Kürt basın emekçilerinin çalışmaları, haberleri sayısız erişim engeli ile birlikte ulaşılamaz hale gelmiştir. Kürt basını yıllardır ölümleri, bombalamaları, tutuklamaları, kapatmaları yaşar. Yapılan onca baskı politikası yetmezmiş gibi son yıllarda bir de erişim engelleri getirildi. Ve kapatılan onca haber sitesinde Hemê Êlî’nin yüzlerce haberi bulunmaktadır. Çukurova’da pamuk işçilerinden Adıyaman’daki tütün işçilerine, Mardin’de bir hak ihlalinden Urfa’daki amele pazarında bir işçinin bir gününe kadar yapılmış haber bulunuyor.
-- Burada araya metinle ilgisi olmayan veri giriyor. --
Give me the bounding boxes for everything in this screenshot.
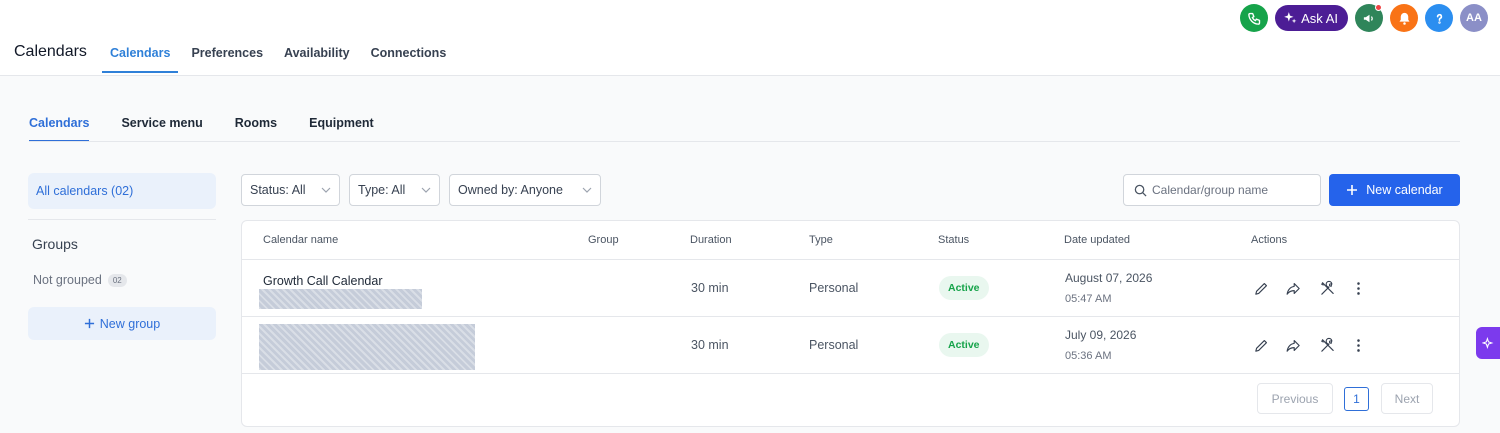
- not-grouped-item[interactable]: Not grouped 02: [33, 273, 127, 287]
- not-grouped-label: Not grouped: [33, 273, 102, 287]
- tab-connections[interactable]: Connections: [371, 0, 447, 76]
- duration-cell: 30 min: [691, 281, 729, 295]
- help-button[interactable]: [1425, 4, 1453, 32]
- phone-button[interactable]: [1240, 4, 1269, 32]
- settings-button[interactable]: [1317, 278, 1337, 298]
- megaphone-icon: [1363, 14, 1373, 22]
- time-updated: 05:47 AM: [1065, 293, 1112, 305]
- avatar[interactable]: AA: [1460, 4, 1488, 32]
- top-icon-bar: Ask AI AA: [1240, 4, 1488, 32]
- edit-button[interactable]: [1251, 278, 1271, 298]
- search-box: [1123, 174, 1321, 206]
- notifications-button[interactable]: [1390, 4, 1418, 32]
- tab-availability[interactable]: Availability: [284, 0, 350, 76]
- plus-icon: [1347, 185, 1358, 195]
- settings-button[interactable]: [1317, 335, 1337, 355]
- question-icon: [1436, 13, 1442, 24]
- table-row[interactable]: Growth Call Calendar 30 min Personal Act…: [242, 259, 1459, 316]
- subtab-service-menu[interactable]: Service menu: [121, 116, 202, 142]
- subtab-equipment[interactable]: Equipment: [309, 116, 374, 142]
- all-calendars-item[interactable]: All calendars (02): [28, 173, 216, 209]
- type-filter-value: Type: All: [358, 183, 406, 197]
- ask-ai-label: Ask AI: [1301, 10, 1338, 26]
- page-number-button[interactable]: 1: [1344, 387, 1369, 411]
- row-divider: [242, 373, 1459, 374]
- status-badge: Active: [939, 276, 989, 300]
- calendar-name-link[interactable]: Growth Call Calendar: [263, 274, 383, 288]
- pencil-icon: [1254, 339, 1267, 352]
- chevron-down-icon: [421, 187, 431, 193]
- subtab-divider: [29, 141, 1460, 142]
- calendars-table: Calendar name Group Duration Type Status…: [241, 220, 1460, 427]
- bell-icon: [1399, 12, 1409, 25]
- col-type: Type: [809, 234, 833, 246]
- more-options-button[interactable]: [1348, 335, 1368, 355]
- groups-title: Groups: [32, 236, 78, 252]
- tools-icon: [1320, 337, 1334, 352]
- col-duration: Duration: [690, 234, 732, 246]
- plus-icon: [84, 318, 94, 329]
- type-cell: Personal: [809, 338, 859, 352]
- vertical-dots-icon: [1356, 281, 1360, 295]
- subtab-rooms[interactable]: Rooms: [235, 116, 277, 142]
- new-calendar-label: New calendar: [1366, 183, 1443, 197]
- announcements-button[interactable]: [1355, 4, 1383, 32]
- previous-page-button[interactable]: Previous: [1257, 383, 1333, 414]
- table-row[interactable]: 30 min Personal Active July 09, 2026 05:…: [242, 316, 1459, 373]
- sidebar-divider: [28, 219, 216, 220]
- share-arrow-icon: [1286, 339, 1300, 352]
- phone-icon: [1247, 12, 1260, 25]
- next-page-button[interactable]: Next: [1381, 383, 1433, 414]
- type-filter[interactable]: Type: All: [349, 174, 440, 206]
- new-group-button[interactable]: New group: [28, 307, 216, 340]
- pencil-icon: [1254, 282, 1267, 295]
- vertical-dots-icon: [1356, 338, 1360, 352]
- col-status: Status: [938, 234, 970, 246]
- subtab-calendars[interactable]: Calendars: [29, 116, 90, 142]
- time-updated: 05:36 AM: [1065, 350, 1112, 362]
- tools-icon: [1320, 280, 1334, 295]
- chevron-down-icon: [321, 187, 331, 193]
- top-tabs: Calendars Preferences Availability Conne…: [101, 0, 467, 76]
- date-updated: July 09, 2026: [1065, 328, 1137, 342]
- status-filter-value: Status: All: [250, 183, 306, 197]
- search-icon: [1134, 184, 1147, 197]
- col-calendar-name: Calendar name: [263, 234, 339, 246]
- col-group: Group: [588, 234, 619, 246]
- type-cell: Personal: [809, 281, 859, 295]
- redacted-text: [259, 289, 422, 309]
- sparkle-icon: [1284, 12, 1297, 24]
- more-options-button[interactable]: [1348, 278, 1368, 298]
- page-title: Calendars: [14, 43, 87, 60]
- owner-filter[interactable]: Owned by: Anyone: [449, 174, 601, 206]
- new-calendar-button[interactable]: New calendar: [1329, 174, 1460, 206]
- top-header: Calendars Calendars Preferences Availabi…: [0, 0, 1500, 76]
- status-filter[interactable]: Status: All: [241, 174, 340, 206]
- notification-dot: [1375, 4, 1382, 11]
- new-group-label: New group: [99, 316, 161, 331]
- sub-tabs: Calendars Service menu Rooms Equipment: [29, 116, 406, 142]
- share-button[interactable]: [1283, 335, 1303, 355]
- tab-calendars[interactable]: Calendars: [101, 0, 179, 76]
- tab-preferences[interactable]: Preferences: [191, 0, 263, 76]
- owner-filter-value: Owned by: Anyone: [458, 183, 563, 197]
- edit-button[interactable]: [1251, 335, 1271, 355]
- date-updated: August 07, 2026: [1065, 271, 1153, 285]
- status-badge: Active: [939, 333, 989, 357]
- not-grouped-count: 02: [107, 273, 127, 287]
- ai-side-panel-button[interactable]: [1476, 327, 1500, 359]
- share-arrow-icon: [1286, 282, 1300, 295]
- ask-ai-button[interactable]: Ask AI: [1275, 5, 1348, 31]
- redacted-text: [259, 324, 475, 370]
- col-date-updated: Date updated: [1064, 234, 1131, 246]
- search-input[interactable]: [1152, 183, 1312, 197]
- share-button[interactable]: [1283, 278, 1303, 298]
- col-actions: Actions: [1251, 234, 1288, 246]
- duration-cell: 30 min: [691, 338, 729, 352]
- chevron-down-icon: [582, 187, 592, 193]
- sparkle-icon: [1481, 336, 1493, 349]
Hemê Êlî yani Mehmet Ali Ertaş imzası ile çıkmış yüzlerce haber.
EL KONULAN HAFIZA
Hemê Êlî ve 15 meslektaşının tutuklanmasının ardından A Haber'de de el konulan gazete arşivleri gösterildi. Tek başına bu görüntü dahi gazetecilik faaliyetinin suç olmadığını bir kez daha gösterir. İşte o el konulan arşivlerde Hemê Êlî başta olmak üzere tutuklanan meslektaşlarımızın haberleri kısacası Kürt basının el konulan hafızasıdır. Oysaki Hemê Êlî tek başına Kürt basının önemli bir hafızasıdır.
TUTUKLU GAZETECİLER VE HEMÊ ÊLÎ
Her gözaltına alınıp serbest bırakılmasının ardından ilk yaptığı mesleğini sürdürmek oldu. Kendisini asla rahata alıştırmadığını tüm dostları bilir. Bizzat ben de buna onunla geçirdiğim çok kısa zaman diliminde şahit olmuşumdur. Sabah gazete bürosuna ilk giden de odur son çıkan da odur. İyi bir çalışma disiplini olan Hemê Êlî, tutuklu meslektaşlarını onların ailelerini ve cezaevinde tanıştığı dostlarını dışarının “yoğunluğuna” kurban etmez. Onlarla düzenli görüştüğüne yakın dostları bizzat şahittir. Her gözaltı sonrası evine geldiğinde arkadaşlarına “Hani benim mektuplarım nerede” diye sorar ve mektupları cevapsız bırakmaz. Tutuklu gazeteciler ile sürekli mektuplaştırdı. Günde iki-üç mektup yazdığına şahit dostları Hemê Êlî’yi konuştuklarında işlerine günde 24 saatin kimi zaman yetmediğinin altını çiziyor.